Luego de una larga espera y gestos de impaciencia Paulina Rovira, la propietaria del local, transmitió a los suboficiales a cargo la decisión tomada por las cinco mujeres que se encontraban en el lugar: “Miren , muchachos, voy a tener que pedirles disculpas. Las chicas me dicen que no quieren atenderlos”.
Las pupilas decidieron además alzarse contra las armas de quienes consideraban asesinos. Y no solamente se negaron a prestar servicio sino que hasta se armaron con escobas y palos, insultando a los uniformados que ofendidos por tamaño gesto, intentaron ingresar al prostíbulo por la fuerza.
Bajo la consigna de no “acostarse” con asesinos y de proferir otros insultos de ese tenor, las mujeres decidieron con extrema valentía reivindicar la causa de los peones engañados por los hacendados y llevados a la muerte en una “Pacificación” mal entendida. Lo que la ley y el propio Estado no habían hecho, fue puesto a la luz casi como un manto de justicia por este grupo de mujeres aún a riesgo del calabozo y del sometimiento.

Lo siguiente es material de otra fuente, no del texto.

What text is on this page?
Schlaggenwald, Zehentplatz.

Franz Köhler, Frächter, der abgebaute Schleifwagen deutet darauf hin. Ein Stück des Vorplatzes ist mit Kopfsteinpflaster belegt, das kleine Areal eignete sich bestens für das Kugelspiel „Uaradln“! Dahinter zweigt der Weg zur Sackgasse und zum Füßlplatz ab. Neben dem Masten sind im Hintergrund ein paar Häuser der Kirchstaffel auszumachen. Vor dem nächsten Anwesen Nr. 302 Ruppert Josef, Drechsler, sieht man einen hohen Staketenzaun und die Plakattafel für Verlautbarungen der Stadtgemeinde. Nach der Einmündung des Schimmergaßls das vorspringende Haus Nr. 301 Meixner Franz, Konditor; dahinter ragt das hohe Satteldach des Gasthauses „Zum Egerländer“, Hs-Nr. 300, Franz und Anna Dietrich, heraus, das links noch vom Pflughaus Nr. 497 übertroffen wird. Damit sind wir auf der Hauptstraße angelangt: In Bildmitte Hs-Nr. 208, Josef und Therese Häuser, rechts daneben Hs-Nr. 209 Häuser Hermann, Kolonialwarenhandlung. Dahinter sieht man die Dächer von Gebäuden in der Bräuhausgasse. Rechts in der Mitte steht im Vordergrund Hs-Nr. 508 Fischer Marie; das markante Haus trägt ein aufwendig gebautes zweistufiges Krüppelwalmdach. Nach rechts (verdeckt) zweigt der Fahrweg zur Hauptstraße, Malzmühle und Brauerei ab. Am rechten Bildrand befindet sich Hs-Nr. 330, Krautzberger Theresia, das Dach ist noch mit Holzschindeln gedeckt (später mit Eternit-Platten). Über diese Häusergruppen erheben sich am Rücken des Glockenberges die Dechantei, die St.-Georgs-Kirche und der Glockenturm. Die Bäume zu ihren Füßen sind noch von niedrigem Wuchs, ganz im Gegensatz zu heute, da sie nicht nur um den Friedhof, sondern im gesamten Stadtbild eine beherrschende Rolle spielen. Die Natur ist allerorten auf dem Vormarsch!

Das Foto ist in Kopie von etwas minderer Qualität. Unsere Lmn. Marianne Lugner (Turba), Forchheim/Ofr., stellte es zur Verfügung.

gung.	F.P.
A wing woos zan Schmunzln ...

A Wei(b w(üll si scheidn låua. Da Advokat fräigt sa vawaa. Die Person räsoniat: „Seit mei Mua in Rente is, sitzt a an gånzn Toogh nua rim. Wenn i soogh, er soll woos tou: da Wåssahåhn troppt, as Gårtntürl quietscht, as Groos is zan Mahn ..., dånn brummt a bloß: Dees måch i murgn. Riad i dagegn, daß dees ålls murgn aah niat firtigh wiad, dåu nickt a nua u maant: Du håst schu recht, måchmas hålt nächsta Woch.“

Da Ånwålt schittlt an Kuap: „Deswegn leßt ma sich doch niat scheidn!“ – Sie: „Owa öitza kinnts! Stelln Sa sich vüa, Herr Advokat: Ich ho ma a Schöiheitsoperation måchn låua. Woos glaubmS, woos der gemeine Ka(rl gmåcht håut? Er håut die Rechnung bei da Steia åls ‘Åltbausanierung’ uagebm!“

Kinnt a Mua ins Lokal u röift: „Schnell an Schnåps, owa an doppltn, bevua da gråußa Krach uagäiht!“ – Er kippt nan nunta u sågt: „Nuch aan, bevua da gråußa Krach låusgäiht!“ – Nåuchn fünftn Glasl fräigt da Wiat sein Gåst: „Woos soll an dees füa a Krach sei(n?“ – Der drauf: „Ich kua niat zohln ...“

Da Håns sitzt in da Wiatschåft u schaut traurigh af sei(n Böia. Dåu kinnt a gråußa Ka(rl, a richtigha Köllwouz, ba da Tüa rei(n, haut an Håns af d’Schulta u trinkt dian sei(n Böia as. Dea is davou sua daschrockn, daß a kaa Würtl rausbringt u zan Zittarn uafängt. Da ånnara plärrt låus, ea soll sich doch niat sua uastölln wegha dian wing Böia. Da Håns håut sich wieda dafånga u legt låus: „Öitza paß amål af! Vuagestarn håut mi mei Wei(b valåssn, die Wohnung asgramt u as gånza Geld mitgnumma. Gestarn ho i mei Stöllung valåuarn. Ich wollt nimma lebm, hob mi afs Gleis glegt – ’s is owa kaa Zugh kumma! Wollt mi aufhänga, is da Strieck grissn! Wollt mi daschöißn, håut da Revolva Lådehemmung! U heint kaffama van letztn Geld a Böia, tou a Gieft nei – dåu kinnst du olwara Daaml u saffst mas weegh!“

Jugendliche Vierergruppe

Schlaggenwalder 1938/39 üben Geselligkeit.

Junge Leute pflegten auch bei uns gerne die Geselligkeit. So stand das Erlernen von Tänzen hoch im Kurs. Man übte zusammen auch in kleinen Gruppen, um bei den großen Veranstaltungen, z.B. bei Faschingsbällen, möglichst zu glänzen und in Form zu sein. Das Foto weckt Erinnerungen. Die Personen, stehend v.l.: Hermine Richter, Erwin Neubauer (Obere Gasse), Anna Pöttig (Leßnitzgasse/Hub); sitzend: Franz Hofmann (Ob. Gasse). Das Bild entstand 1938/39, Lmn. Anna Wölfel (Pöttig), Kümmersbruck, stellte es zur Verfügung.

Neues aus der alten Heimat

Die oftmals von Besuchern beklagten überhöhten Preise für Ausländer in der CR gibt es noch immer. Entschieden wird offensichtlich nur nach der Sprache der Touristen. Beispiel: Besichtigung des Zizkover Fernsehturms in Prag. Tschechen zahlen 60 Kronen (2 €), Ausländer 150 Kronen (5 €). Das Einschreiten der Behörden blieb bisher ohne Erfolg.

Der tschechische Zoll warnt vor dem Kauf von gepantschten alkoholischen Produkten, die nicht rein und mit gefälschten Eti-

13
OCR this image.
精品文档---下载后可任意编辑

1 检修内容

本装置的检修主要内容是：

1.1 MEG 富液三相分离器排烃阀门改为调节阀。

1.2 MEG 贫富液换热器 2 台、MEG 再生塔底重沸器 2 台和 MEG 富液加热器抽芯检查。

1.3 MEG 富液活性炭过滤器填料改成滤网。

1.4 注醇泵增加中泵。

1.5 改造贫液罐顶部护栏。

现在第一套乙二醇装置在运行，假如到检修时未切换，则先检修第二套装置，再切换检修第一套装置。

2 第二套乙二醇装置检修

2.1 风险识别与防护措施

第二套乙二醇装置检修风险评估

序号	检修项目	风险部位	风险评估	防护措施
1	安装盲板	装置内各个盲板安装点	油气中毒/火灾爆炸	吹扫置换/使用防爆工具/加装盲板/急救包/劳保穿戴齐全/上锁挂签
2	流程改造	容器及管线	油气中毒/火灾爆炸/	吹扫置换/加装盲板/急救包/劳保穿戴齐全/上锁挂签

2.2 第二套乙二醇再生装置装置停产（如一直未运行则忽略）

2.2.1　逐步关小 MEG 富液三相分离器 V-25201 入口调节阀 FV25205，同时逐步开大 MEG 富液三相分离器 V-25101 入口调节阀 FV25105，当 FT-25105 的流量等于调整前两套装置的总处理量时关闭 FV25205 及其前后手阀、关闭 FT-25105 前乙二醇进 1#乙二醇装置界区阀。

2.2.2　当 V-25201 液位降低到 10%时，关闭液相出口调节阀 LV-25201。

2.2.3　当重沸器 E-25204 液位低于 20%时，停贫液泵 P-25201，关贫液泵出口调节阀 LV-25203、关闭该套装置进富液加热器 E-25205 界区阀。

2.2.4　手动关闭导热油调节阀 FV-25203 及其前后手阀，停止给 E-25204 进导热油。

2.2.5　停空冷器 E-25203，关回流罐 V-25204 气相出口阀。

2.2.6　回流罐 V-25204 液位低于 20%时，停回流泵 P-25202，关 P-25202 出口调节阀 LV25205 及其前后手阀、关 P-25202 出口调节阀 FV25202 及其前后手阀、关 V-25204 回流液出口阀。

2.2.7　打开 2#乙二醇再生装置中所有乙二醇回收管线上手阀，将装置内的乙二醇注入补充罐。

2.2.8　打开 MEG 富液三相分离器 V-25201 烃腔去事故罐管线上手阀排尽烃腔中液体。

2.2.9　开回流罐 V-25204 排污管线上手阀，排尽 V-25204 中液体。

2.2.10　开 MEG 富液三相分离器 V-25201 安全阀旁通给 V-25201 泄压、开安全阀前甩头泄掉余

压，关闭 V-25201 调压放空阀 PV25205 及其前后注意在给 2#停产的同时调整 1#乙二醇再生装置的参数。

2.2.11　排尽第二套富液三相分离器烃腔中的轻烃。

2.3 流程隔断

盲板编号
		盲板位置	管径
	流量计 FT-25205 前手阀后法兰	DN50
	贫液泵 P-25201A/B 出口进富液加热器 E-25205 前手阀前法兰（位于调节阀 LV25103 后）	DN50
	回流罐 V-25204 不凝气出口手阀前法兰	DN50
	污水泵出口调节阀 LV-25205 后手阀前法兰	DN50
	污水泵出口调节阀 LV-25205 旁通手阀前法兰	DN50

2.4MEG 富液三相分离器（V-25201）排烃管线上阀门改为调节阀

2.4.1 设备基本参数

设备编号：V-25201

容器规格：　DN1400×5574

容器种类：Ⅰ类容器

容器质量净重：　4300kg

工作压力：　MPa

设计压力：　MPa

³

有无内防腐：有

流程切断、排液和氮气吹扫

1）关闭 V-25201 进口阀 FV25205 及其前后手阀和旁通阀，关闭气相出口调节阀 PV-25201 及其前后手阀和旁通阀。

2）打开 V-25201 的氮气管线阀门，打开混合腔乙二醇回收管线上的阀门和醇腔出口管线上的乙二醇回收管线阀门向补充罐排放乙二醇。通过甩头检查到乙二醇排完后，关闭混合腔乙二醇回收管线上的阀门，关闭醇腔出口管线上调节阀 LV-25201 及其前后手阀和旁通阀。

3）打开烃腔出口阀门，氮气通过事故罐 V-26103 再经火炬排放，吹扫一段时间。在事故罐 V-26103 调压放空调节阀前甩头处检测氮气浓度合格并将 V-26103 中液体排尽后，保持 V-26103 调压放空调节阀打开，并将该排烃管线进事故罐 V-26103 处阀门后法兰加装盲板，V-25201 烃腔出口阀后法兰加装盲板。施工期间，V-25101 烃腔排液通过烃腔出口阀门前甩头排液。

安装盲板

Damas con agallas, valientes por sobre cualquier valentía y dignas.
Llevadas a la comisaría junto a los tres músicos del burdel –luego liberados-, fueron identificadas como Consuelo García, de 29 años, argentina, soltera y de profesión pupila del prostíbulo; Ángela Fortunato, 31 años, argentina, casada y modista; Amalia Rodríguez, 26 años, argentina, soltera; María Juliache, 28 años, española con siete años de residencia en el país, soltera; Maud Foster, 31 años, inglesa con diez años de residencia; soltera y de “buena familia”; junto con Paulina Rovira, la dueña del prostíbulo. Todas terminaron en el calabozo por “insultar el uniforme de la Patria” y apoyar a los huelguistas, acaso la peor de todas las acusaciones en medio de los gestos socarrones de los soldados y la mirada hiriente de las “señoras bien” del pueblo que callaba. Allí encerradas en un reducido espacio fueron golpeadas, denigradas; les arrojaron agua fría y se les retiró la libreta sanitaria que les permitía trabajar.
Su nuevo destino estuvo en los lupanares de Viedma, en Río Negro y Ushuaia, en Tierra del Fuego, un circuito que años más tarde administraría la afamada Carmen “la Coca” Egues. Sólo Maud Foster, la inglesa regresó a San Julián, cumplidos los 60 años, para regentear como “madama” en el mismo prostíbulo de “La Catalana”, donde se produjera el episodio.